Fri | May 8, 2026

UNITED NATION - Palestinians: Israel trying to impose settlement

Published:Thursday | July 22, 2010 | 12:00 AM

AP:

The Palestinian United Nations (UN) envoy accused Israel yesterday of talking peace while carrying out "illegal schemes" to impose the settlement it wants before negotiations start on a peace agreement.

Riyad Mansour told the UN Security Council the actions, including settlement construction and demolition of Palestinian homes in East Jerusalem, more than 900 military incursions in the West Bank and the arrest of more than 380 Palestinians in the last two months, are seriously hampering progress in indirect talks with Israel mediated by the United States.

He said the Security Council and the Quartet of Mideast peacemakers - the UN, the United States (US), the European Union and Russia - must stop appeasing Israel and consider collective actions to make the Jewish state comply with its international obligations and salvage a two-state solution "within an accelerated timeframe".
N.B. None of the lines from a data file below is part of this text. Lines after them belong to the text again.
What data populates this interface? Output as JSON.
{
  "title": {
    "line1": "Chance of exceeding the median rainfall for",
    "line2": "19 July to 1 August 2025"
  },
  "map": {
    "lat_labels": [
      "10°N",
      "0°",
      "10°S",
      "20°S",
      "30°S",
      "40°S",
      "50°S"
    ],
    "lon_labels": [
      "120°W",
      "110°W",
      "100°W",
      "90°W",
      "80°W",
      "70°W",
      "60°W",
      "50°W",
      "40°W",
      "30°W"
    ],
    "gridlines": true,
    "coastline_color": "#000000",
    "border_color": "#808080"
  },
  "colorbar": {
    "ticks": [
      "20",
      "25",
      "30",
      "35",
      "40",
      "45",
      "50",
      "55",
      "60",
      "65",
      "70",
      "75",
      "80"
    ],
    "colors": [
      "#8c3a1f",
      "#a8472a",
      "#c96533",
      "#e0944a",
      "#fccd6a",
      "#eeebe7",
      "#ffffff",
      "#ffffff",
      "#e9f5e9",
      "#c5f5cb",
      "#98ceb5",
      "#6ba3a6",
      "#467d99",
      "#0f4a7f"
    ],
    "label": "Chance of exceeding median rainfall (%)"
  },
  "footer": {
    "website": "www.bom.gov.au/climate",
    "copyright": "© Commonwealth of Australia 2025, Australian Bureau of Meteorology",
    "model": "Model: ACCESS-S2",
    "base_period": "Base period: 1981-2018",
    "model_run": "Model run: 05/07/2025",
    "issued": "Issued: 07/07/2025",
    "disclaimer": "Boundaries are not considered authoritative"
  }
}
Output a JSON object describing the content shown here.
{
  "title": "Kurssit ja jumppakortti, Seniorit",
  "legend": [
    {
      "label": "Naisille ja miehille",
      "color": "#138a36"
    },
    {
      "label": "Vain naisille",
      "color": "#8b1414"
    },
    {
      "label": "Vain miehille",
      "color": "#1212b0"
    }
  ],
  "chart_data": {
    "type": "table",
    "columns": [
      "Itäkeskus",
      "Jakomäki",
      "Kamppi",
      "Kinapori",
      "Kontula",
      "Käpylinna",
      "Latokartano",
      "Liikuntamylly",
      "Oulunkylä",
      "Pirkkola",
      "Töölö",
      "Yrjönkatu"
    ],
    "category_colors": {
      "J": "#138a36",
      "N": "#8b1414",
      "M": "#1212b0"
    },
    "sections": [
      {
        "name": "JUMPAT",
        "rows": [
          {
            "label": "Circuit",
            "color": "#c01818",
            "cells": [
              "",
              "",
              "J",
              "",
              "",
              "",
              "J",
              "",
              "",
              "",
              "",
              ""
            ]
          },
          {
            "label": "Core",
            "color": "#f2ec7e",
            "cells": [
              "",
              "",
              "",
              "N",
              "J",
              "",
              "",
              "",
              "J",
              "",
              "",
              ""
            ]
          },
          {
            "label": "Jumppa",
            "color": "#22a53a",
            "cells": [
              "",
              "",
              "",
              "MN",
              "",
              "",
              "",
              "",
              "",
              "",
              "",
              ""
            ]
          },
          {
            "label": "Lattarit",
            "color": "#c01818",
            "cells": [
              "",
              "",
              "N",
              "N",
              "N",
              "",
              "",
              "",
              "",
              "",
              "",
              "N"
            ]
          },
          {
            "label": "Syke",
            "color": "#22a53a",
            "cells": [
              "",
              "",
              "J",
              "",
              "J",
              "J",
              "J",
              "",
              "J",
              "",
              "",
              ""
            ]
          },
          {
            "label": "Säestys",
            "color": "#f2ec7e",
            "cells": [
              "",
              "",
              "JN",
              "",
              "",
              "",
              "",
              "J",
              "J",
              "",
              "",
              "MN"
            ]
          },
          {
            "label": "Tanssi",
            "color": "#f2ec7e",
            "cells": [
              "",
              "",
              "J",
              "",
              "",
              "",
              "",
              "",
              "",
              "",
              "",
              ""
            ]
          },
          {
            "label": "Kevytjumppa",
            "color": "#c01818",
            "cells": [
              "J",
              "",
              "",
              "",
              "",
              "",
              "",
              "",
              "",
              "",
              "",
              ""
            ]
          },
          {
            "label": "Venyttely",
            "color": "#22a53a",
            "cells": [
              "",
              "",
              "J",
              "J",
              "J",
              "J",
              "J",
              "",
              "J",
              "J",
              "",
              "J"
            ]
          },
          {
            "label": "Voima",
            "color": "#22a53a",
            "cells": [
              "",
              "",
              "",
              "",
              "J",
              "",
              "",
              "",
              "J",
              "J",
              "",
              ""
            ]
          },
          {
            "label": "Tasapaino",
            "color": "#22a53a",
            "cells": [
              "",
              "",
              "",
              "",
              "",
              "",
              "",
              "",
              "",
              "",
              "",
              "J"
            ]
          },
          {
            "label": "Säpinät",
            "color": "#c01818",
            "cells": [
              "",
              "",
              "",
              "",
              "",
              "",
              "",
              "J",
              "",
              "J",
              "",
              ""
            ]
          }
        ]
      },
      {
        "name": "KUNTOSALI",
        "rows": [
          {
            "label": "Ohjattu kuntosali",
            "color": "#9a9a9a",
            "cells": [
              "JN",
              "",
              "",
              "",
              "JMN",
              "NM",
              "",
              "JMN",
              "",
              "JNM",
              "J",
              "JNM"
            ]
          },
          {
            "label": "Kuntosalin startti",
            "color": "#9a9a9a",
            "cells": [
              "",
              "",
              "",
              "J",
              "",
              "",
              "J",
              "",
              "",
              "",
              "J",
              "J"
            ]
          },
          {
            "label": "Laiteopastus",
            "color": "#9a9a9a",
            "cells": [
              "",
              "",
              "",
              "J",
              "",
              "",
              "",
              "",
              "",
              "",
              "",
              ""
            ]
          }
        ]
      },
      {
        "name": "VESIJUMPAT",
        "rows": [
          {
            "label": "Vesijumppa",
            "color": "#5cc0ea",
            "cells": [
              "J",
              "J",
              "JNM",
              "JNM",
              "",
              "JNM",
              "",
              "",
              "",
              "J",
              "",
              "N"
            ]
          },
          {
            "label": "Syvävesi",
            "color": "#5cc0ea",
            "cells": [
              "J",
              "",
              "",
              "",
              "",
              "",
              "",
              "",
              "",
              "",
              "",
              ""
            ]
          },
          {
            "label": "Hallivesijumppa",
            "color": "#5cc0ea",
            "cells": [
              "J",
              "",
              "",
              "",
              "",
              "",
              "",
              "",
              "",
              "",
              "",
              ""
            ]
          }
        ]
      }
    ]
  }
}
Israel's UN Ambassador Gabriela Shalev reiterated that it was time to move from indirect talks to direct negotiations with the Palestinians with no preconditions and no delays, saying this is "the only path to bridge the existing gaps" between the two sides.

She stressed that Israeli recognition of a Palestinian state must be met with an acknowledgement of Israel's right to exist as the homeland for the Jewish people, which the Palestinians refuse to do because they want a right of return for Palestinian refugees.

Mutual recognition

"Through such mutual recognition, we can take tangible steps towards promoting coexistence, eliminating incitement and combating terrorism" and make "courageous decisions ... for the sake of peace," Shalev said.

Mansour reiterated the Palestinian position that a total settlement freeze is essential before direct negotiations start, and he accused Israel of refusing to adhere to past commitments including those it agreed to at the Mideast summit in Annapolis, Maryland, in November 2007 which was supposed to relaunch negotiations and end in a peace agreement by the end of 2008.

Israeli-Palestinian talks ended in late 2008 without agreement on an Israeli proposal for a Palestinian state that would comprise Gaza, about 95 per cent of the West Bank and parts of Jerusalem, with exchanges of land to make up the difference and a corridor through Israel linking the two territories. Israel also agreed to take in some refugees, but not the millions that the Palestinians count.

US deputy ambassador Brooke Anderson said the gaps between Israel and the Palestinians had narrowed during indirect talks over the past two months mediated by US special envoy George Mitchell and she called for direct talks "as soon as possible" to further narrow the differences.